Example: default pipeline
This configuration matches the default behavior and is a good starting point:
[
{
"name": "broad_gibberish",
"enabled": true,
"weight": 1.0,
"threshold": { "lower_bound": 0.0, "upper_bound": 0.3, "mode": "outside" },
"soft_debug_mode": false
}
]
Setting SPAM_DETECTION_COMPONENTS_CONFIG replaces the default pipeline. The default setup includes only broad_gibberish — to keep it, add it explicitly to your configuration (the example above does this).
SPAM_DETECTION_EXCLUSION_RULES
Defines rules that skip spam detection entirely. Exclusion rules run before the components pipeline — if a rule matches, no scoring component is executed for that message.
When a rule matches:
- the message is treated as not spam (
confidence = 0.0) - no scoring components are executed
- the result is logged with
excluded_by_rule=<name>
Use exclusion rules for messages that are hard to score reliably, such as:
- short replies (
ok,yes) - single digits (
5) - emojis
Each rule supports the following fields:
| Field | Required | Description |
|---|---|---|
name | yes | Free-form label used in logs. |
rule_type | yes | Rule type (see below). |
enabled | no | Default true. Set to false to keep the rule in config but disable it. |
params | no | Rule-specific parameters. |
Supported rule types
rule_type | What it matches | Parameters | Examples |
|---|---|---|---|
single_digit | A message that is a single digit (0–9) after trimming whitespace. | none | matches: 5, 0, 7does not match: 55, 5a, a |
short_message | A message with length ≤ max_length after trimming whitespace. | max_length (default 2) | matches: ok, да, 5does not match: yes, okay |
When to use:
- Use
single_digitfor menu selections or confirmation codes. - Use
short_messagefor chats with frequent short replies.
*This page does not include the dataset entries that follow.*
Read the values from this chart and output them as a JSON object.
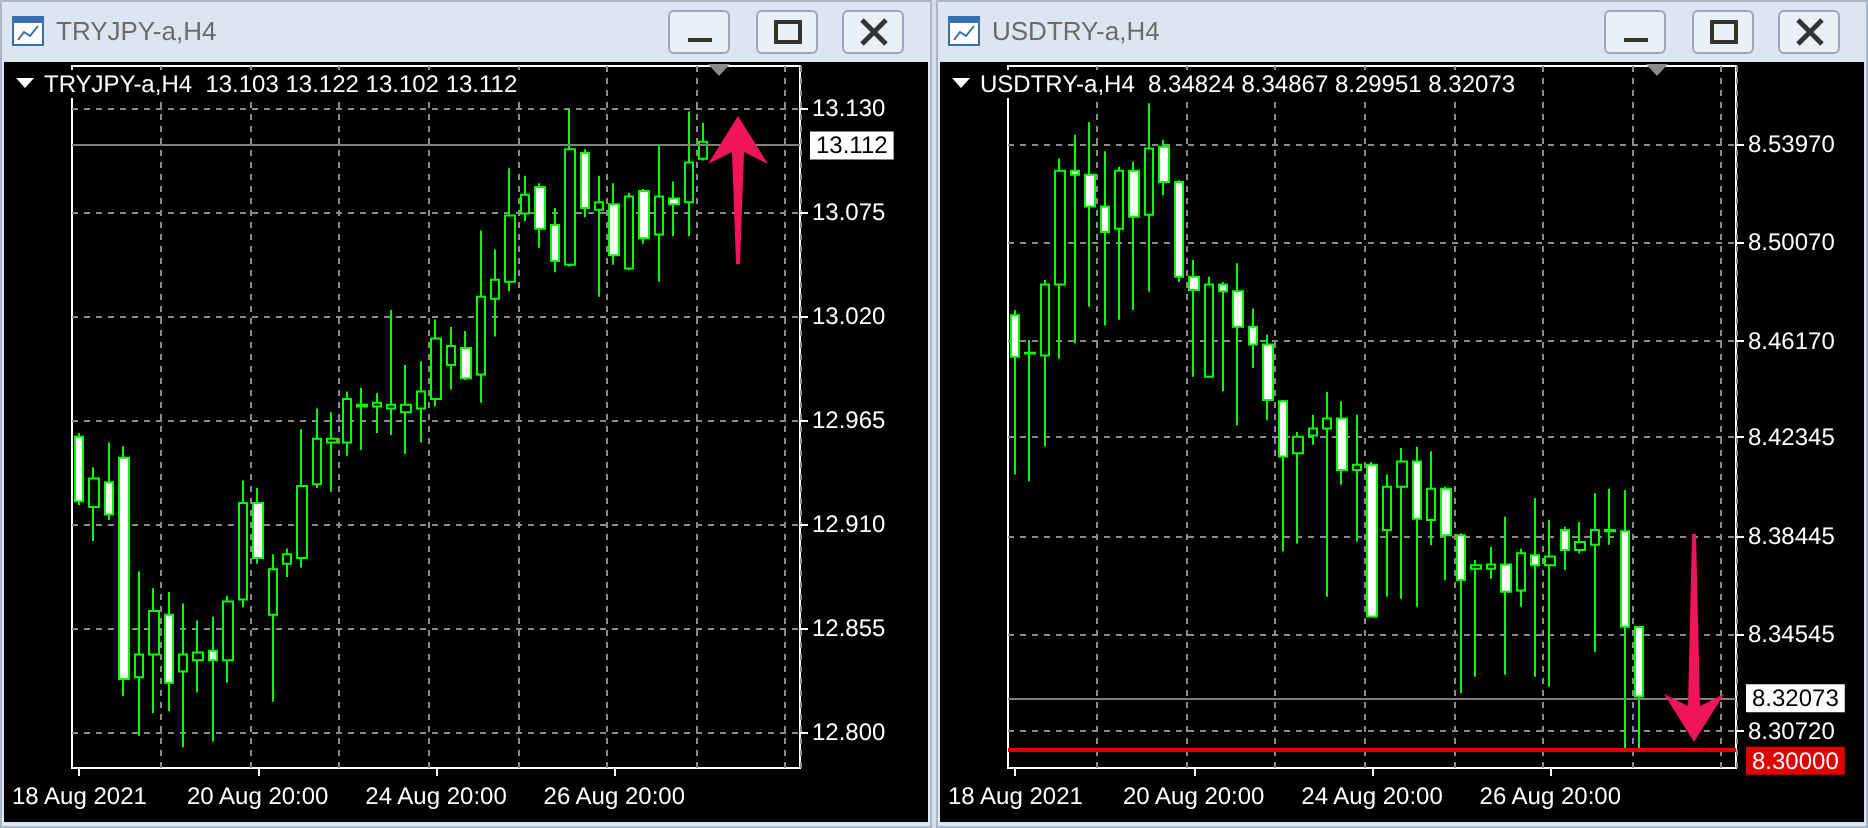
{
  "chart_data": [
    {
      "type": "candlestick",
      "title": "TRYJPY-a,H4",
      "subtitle": "TRYJPY-a,H4  13.103 13.122 13.102 13.112",
      "categories": [
        "18 Aug 2021",
        null,
        null,
        null,
        null,
        null,
        null,
        null,
        null,
        null,
        null,
        null,
        "20 Aug 20:00",
        null,
        null,
        null,
        null,
        null,
        null,
        null,
        null,
        null,
        null,
        null,
        "24 Aug 20:00",
        null,
        null,
        null,
        null,
        null,
        null,
        null,
        null,
        null,
        null,
        null,
        "26 Aug 20:00",
        null,
        null,
        null,
        null,
        null,
        null,
        null,
        null,
        null,
        null,
        null,
        null
      ],
      "ohlc": [
        [
          12.956,
          12.958,
          12.92,
          12.922
        ],
        [
          12.919,
          12.94,
          12.901,
          12.934
        ],
        [
          12.932,
          12.953,
          12.912,
          12.915
        ],
        [
          12.945,
          12.951,
          12.819,
          12.828
        ],
        [
          12.829,
          12.885,
          12.798,
          12.841
        ],
        [
          12.841,
          12.876,
          12.81,
          12.864
        ],
        [
          12.862,
          12.874,
          12.811,
          12.826
        ],
        [
          12.832,
          12.868,
          12.792,
          12.841
        ],
        [
          12.838,
          12.859,
          12.821,
          12.842
        ],
        [
          12.843,
          12.861,
          12.795,
          12.838
        ],
        [
          12.838,
          12.872,
          12.826,
          12.869
        ],
        [
          12.87,
          12.933,
          12.866,
          12.921
        ],
        [
          12.921,
          12.929,
          12.889,
          12.892
        ],
        [
          12.862,
          12.894,
          12.816,
          12.886
        ],
        [
          12.889,
          12.897,
          12.882,
          12.894
        ],
        [
          12.892,
          12.96,
          12.887,
          12.93
        ],
        [
          12.931,
          12.971,
          12.929,
          12.955
        ],
        [
          12.953,
          12.969,
          12.927,
          12.955
        ],
        [
          12.953,
          12.98,
          12.946,
          12.976
        ],
        [
          12.972,
          12.982,
          12.949,
          12.973
        ],
        [
          12.972,
          12.979,
          12.958,
          12.974
        ],
        [
          12.971,
          13.023,
          12.957,
          12.973
        ],
        [
          12.969,
          12.994,
          12.947,
          12.973
        ],
        [
          12.971,
          12.996,
          12.953,
          12.98
        ],
        [
          12.976,
          13.018,
          12.972,
          13.008
        ],
        [
          12.994,
          13.014,
          12.981,
          13.004
        ],
        [
          13.003,
          13.012,
          12.986,
          12.987
        ],
        [
          12.989,
          13.065,
          12.974,
          13.03
        ],
        [
          13.029,
          13.055,
          13.009,
          13.039
        ],
        [
          13.038,
          13.098,
          13.033,
          13.073
        ],
        [
          13.074,
          13.094,
          13.07,
          13.084
        ],
        [
          13.088,
          13.09,
          13.056,
          13.066
        ],
        [
          13.068,
          13.077,
          13.043,
          13.049
        ],
        [
          13.047,
          13.129,
          13.046,
          13.108
        ],
        [
          13.106,
          13.108,
          13.072,
          13.077
        ],
        [
          13.076,
          13.094,
          13.03,
          13.08
        ],
        [
          13.079,
          13.09,
          13.047,
          13.052
        ],
        [
          13.045,
          13.085,
          13.044,
          13.083
        ],
        [
          13.086,
          13.087,
          13.058,
          13.061
        ],
        [
          13.063,
          13.11,
          13.038,
          13.083
        ],
        [
          13.082,
          13.091,
          13.062,
          13.079
        ],
        [
          13.08,
          13.128,
          13.062,
          13.101
        ],
        [
          13.103,
          13.122,
          13.102,
          13.112
        ],
        null,
        null,
        null,
        null,
        null,
        null
      ],
      "ylim": [
        12.781,
        13.152
      ],
      "yticks": [
        {
          "value": 12.8,
          "label": "12.800"
        },
        {
          "value": 12.855,
          "label": "12.855"
        },
        {
          "value": 12.91,
          "label": "12.910"
        },
        {
          "value": 12.965,
          "label": "12.965"
        },
        {
          "value": 13.02,
          "label": "13.020"
        },
        {
          "value": 13.075,
          "label": "13.075"
        },
        {
          "value": 13.13,
          "label": "13.130"
        }
      ],
      "grid": true,
      "ref_lines": [
        {
          "axis": "y",
          "value": 13.112,
          "label": "13.112",
          "color": "#808080"
        }
      ]
    },
    {
      "type": "candlestick",
      "title": "USDTRY-a,H4",
      "subtitle": "USDTRY-a,H4  8.34824 8.34867 8.29951 8.32073",
      "categories": [
        "18 Aug 2021",
        null,
        null,
        null,
        null,
        null,
        null,
        null,
        null,
        null,
        null,
        null,
        "20 Aug 20:00",
        null,
        null,
        null,
        null,
        null,
        null,
        null,
        null,
        null,
        null,
        null,
        "24 Aug 20:00",
        null,
        null,
        null,
        null,
        null,
        null,
        null,
        null,
        null,
        null,
        null,
        "26 Aug 20:00",
        null,
        null,
        null,
        null,
        null,
        null,
        null,
        null,
        null,
        null,
        null,
        null
      ],
      "ohlc": [
        [
          8.4718,
          8.4739,
          8.4087,
          8.4554
        ],
        [
          8.4567,
          8.462,
          8.406,
          8.457
        ],
        [
          8.4559,
          8.4858,
          8.4198,
          8.484
        ],
        [
          8.484,
          8.5339,
          8.4546,
          8.5291
        ],
        [
          8.5291,
          8.5434,
          8.4607,
          8.5275
        ],
        [
          8.5275,
          8.5484,
          8.4752,
          8.5149
        ],
        [
          8.5149,
          8.5368,
          8.4678,
          8.5048
        ],
        [
          8.5061,
          8.5307,
          8.47,
          8.5291
        ],
        [
          8.5291,
          8.5328,
          8.4739,
          8.5109
        ],
        [
          8.5117,
          8.5558,
          8.4811,
          8.5379
        ],
        [
          8.5386,
          8.5413,
          8.5194,
          8.5246
        ],
        [
          8.5246,
          8.5254,
          8.485,
          8.4871
        ],
        [
          8.4871,
          8.4937,
          8.4475,
          8.4818
        ],
        [
          8.4475,
          8.4871,
          8.4475,
          8.484
        ],
        [
          8.484,
          8.485,
          8.4417,
          8.4813
        ],
        [
          8.4813,
          8.4924,
          8.4282,
          8.4673
        ],
        [
          8.4673,
          8.4744,
          8.4509,
          8.4602
        ],
        [
          8.4602,
          8.4641,
          8.4303,
          8.4382
        ],
        [
          8.4377,
          8.4382,
          8.3783,
          8.4158
        ],
        [
          8.4171,
          8.4256,
          8.3814,
          8.4237
        ],
        [
          8.4242,
          8.4324,
          8.4205,
          8.4269
        ],
        [
          8.4269,
          8.4414,
          8.3603,
          8.4309
        ],
        [
          8.4309,
          8.4377,
          8.4047,
          8.4105
        ],
        [
          8.4105,
          8.4324,
          8.3822,
          8.4126
        ],
        [
          8.4126,
          8.4137,
          8.3524,
          8.3524
        ],
        [
          8.3867,
          8.4087,
          8.3603,
          8.4039
        ],
        [
          8.4039,
          8.4192,
          8.3595,
          8.4139
        ],
        [
          8.4139,
          8.4197,
          8.3563,
          8.3912
        ],
        [
          8.3907,
          8.4179,
          8.3807,
          8.4031
        ],
        [
          8.4031,
          8.4039,
          8.3669,
          8.3846
        ],
        [
          8.3846,
          8.3854,
          8.322,
          8.3669
        ],
        [
          8.3714,
          8.3748,
          8.3286,
          8.3727
        ],
        [
          8.3714,
          8.3801,
          8.3674,
          8.373
        ],
        [
          8.373,
          8.392,
          8.3294,
          8.3622
        ],
        [
          8.3627,
          8.3793,
          8.3563,
          8.3775
        ],
        [
          8.3767,
          8.3994,
          8.3286,
          8.3727
        ],
        [
          8.3727,
          8.3907,
          8.3246,
          8.3762
        ],
        [
          8.3867,
          8.388,
          8.3709,
          8.3788
        ],
        [
          8.3788,
          8.3899,
          8.3775,
          8.382
        ],
        [
          8.3809,
          8.4013,
          8.3384,
          8.3867
        ],
        [
          8.3867,
          8.4031,
          8.3809,
          8.3862
        ],
        [
          8.3862,
          8.4026,
          8.2995,
          8.3484
        ],
        [
          8.34824,
          8.34867,
          8.29951,
          8.32073
        ],
        null,
        null,
        null,
        null,
        null,
        null
      ],
      "ylim": [
        8.2924,
        8.5706
      ],
      "yticks": [
        {
          "value": 8.3072,
          "label": "8.30720"
        },
        {
          "value": 8.34545,
          "label": "8.34545"
        },
        {
          "value": 8.38445,
          "label": "8.38445"
        },
        {
          "value": 8.42345,
          "label": "8.42345"
        },
        {
          "value": 8.4617,
          "label": "8.46170"
        },
        {
          "value": 8.5007,
          "label": "8.50070"
        },
        {
          "value": 8.5397,
          "label": "8.53970"
        }
      ],
      "grid": true,
      "ref_lines": [
        {
          "axis": "y",
          "value": 8.32073,
          "label": "8.32073",
          "color": "#808080"
        },
        {
          "axis": "y",
          "value": 8.3,
          "label": "8.30000",
          "color": "#e00000"
        }
      ]
    }
  ]
}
Setting SPAM_DETECTION_EXCLUSION_RULES replaces the default rules. The default setup includes only single_digit — to keep it, add it explicitly to your configuration.
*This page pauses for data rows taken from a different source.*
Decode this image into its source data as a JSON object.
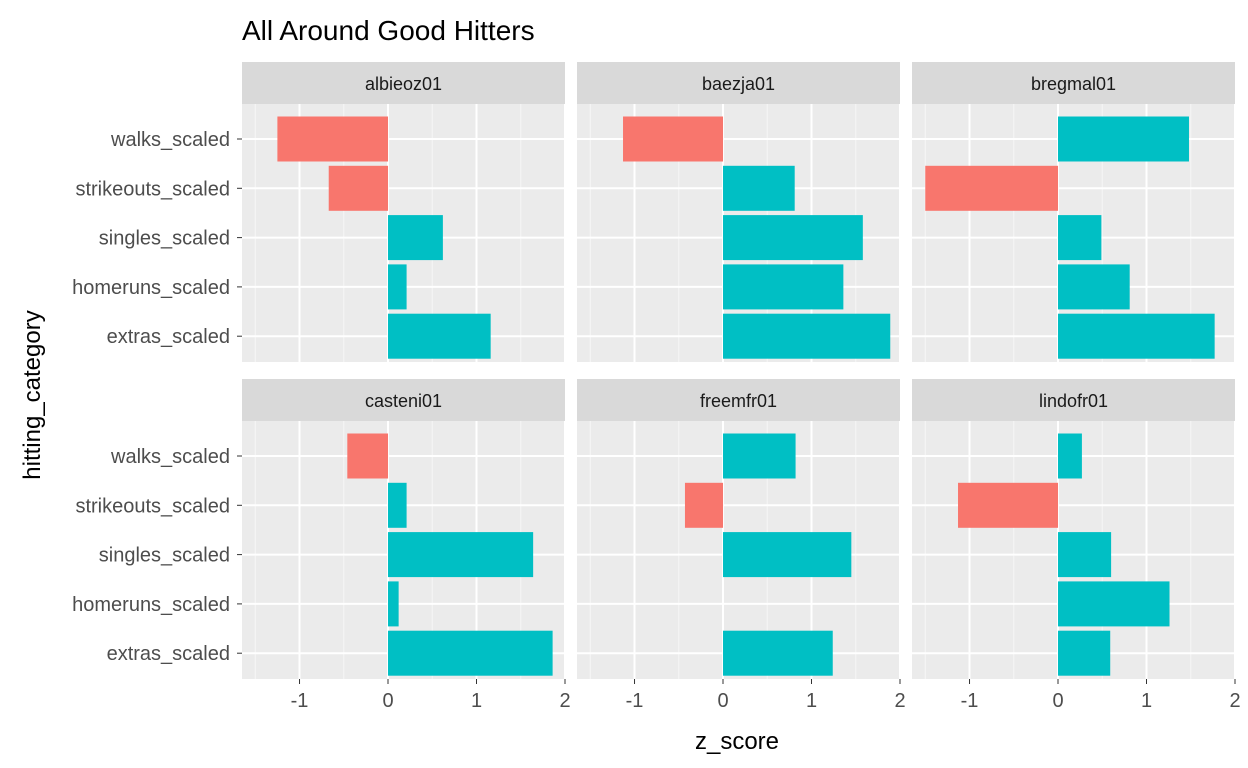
{
  "chart_data": {
    "type": "bar",
    "orientation": "horizontal",
    "title": "All Around Good Hitters",
    "xlabel": "z_score",
    "ylabel": "hitting_category",
    "categories": [
      "walks_scaled",
      "strikeouts_scaled",
      "singles_scaled",
      "homeruns_scaled",
      "extras_scaled"
    ],
    "xlim": [
      -1.65,
      2.0
    ],
    "x_ticks": [
      "-1",
      "0",
      "1",
      "2"
    ],
    "x_tick_values": [
      -1,
      0,
      1,
      2
    ],
    "grid": true,
    "facet_columns": 3,
    "colors": {
      "positive": "#00BFC4",
      "negative": "#F8766D",
      "panel_bg": "#EBEBEB",
      "strip_bg": "#D9D9D9",
      "grid": "#FFFFFF"
    },
    "panels": [
      {
        "name": "albieoz01",
        "values": [
          -1.25,
          -0.67,
          0.62,
          0.21,
          1.16
        ]
      },
      {
        "name": "baezja01",
        "values": [
          -1.13,
          0.81,
          1.58,
          1.36,
          1.89
        ]
      },
      {
        "name": "bregmal01",
        "values": [
          1.48,
          -1.5,
          0.49,
          0.81,
          1.77
        ]
      },
      {
        "name": "casteni01",
        "values": [
          -0.46,
          0.21,
          1.64,
          0.12,
          1.86
        ]
      },
      {
        "name": "freemfr01",
        "values": [
          0.82,
          -0.43,
          1.45,
          0.0,
          1.24
        ]
      },
      {
        "name": "lindofr01",
        "values": [
          0.27,
          -1.13,
          0.6,
          1.26,
          0.59
        ]
      }
    ]
  }
}
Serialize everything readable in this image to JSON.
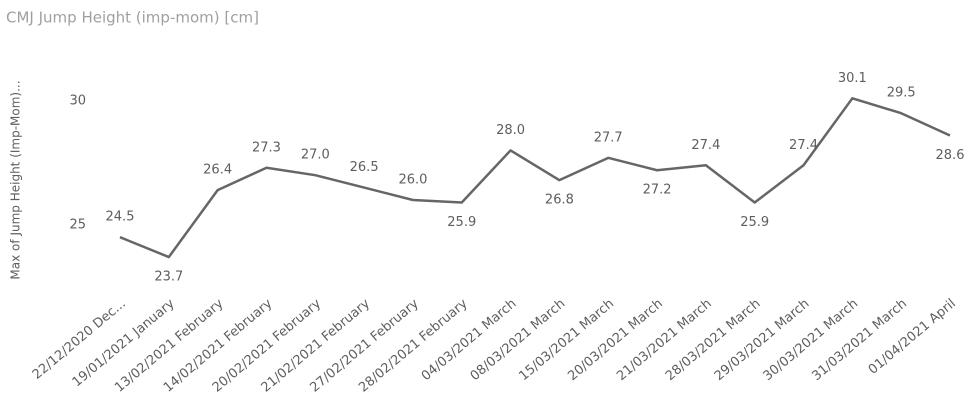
{
  "chart_data": {
    "type": "line",
    "title": "CMJ Jump Height (imp-mom) [cm]",
    "y_label": "Max of Jump Height (Imp-Mom)...",
    "categories": [
      "22/12/2020 Dec...",
      "19/01/2021 January",
      "13/02/2021 February",
      "14/02/2021 February",
      "20/02/2021 February",
      "21/02/2021 February",
      "27/02/2021 February",
      "28/02/2021 February",
      "04/03/2021 March",
      "08/03/2021 March",
      "15/03/2021 March",
      "20/03/2021 March",
      "21/03/2021 March",
      "28/03/2021 March",
      "29/03/2021 March",
      "30/03/2021 March",
      "31/03/2021 March",
      "01/04/2021 April"
    ],
    "values": [
      24.5,
      23.7,
      26.4,
      27.3,
      27.0,
      26.5,
      26.0,
      25.9,
      28.0,
      26.8,
      27.7,
      27.2,
      27.4,
      25.9,
      27.4,
      30.1,
      29.5,
      28.6
    ],
    "value_labels": [
      "24.5",
      "23.7",
      "26.4",
      "27.3",
      "27.0",
      "26.5",
      "26.0",
      "25.9",
      "28.0",
      "26.8",
      "27.7",
      "27.2",
      "27.4",
      "25.9",
      "27.4",
      "30.1",
      "29.5",
      "28.6"
    ],
    "color": "#666666",
    "ylim": [
      23.5,
      31
    ],
    "yticks": [
      25,
      30
    ],
    "grid": false
  }
}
The example below keeps the default single_digit behavior and adds short_message with a slightly higher limit of 3:
[
{"name": "single_digit_exclusion", "rule_type": "single_digit", "enabled": true},
{"name": "short_msg_exclusion", "rule_type": "short_message", "enabled": true, "params": {"max_length": 3}}
]
With this setup:
- single digits and short messages (≤ 3 chars) skip detection
- all other messages go through the components pipeline
Putting it all together
A typical custom configuration uses all three stages of the pipeline — exclusion rules, components, and decision. The example below follows the Strict preset (thresholds 0.4 / 0.3), lets short customer replies skip detection through exclusion rules, and runs the default broad_gibberish component:
SPAM_DETECTION_ENABLED=true
SPAM_DETECTION_MESSAGE="Sorry, I couldn't understand your message. Could you rephrase it?"
SPAM_DETECTION_CONFIDENCE_THRESHOLD=0.4
SPAM_DETECTION_WEIGHTED_THRESHOLD=0.3
SPAM_DETECTION_EXCLUSION_RULES='[
{ "name": "single_digit_exclusion", "rule_type": "single_digit", "enabled": true },
{ "name": "short_msg_exclusion", "rule_type": "short_message", "enabled": true, "params": { "max_length": 3 } }
]'
SPAM_DETECTION_COMPONENTS_CONFIG='[
{
"name": "broad_gibberish",
"enabled": true,
"weight": 1.0,
"threshold": { "lower_bound": 0.0, "upper_bound": 0.3, "mode": "outside" },
"soft_debug_mode": false
}
]'
All other SPAM_DETECTION_* variables (thresholds, history size, decay factor) still apply when using custom components, as described in the Tuning sensitivity section.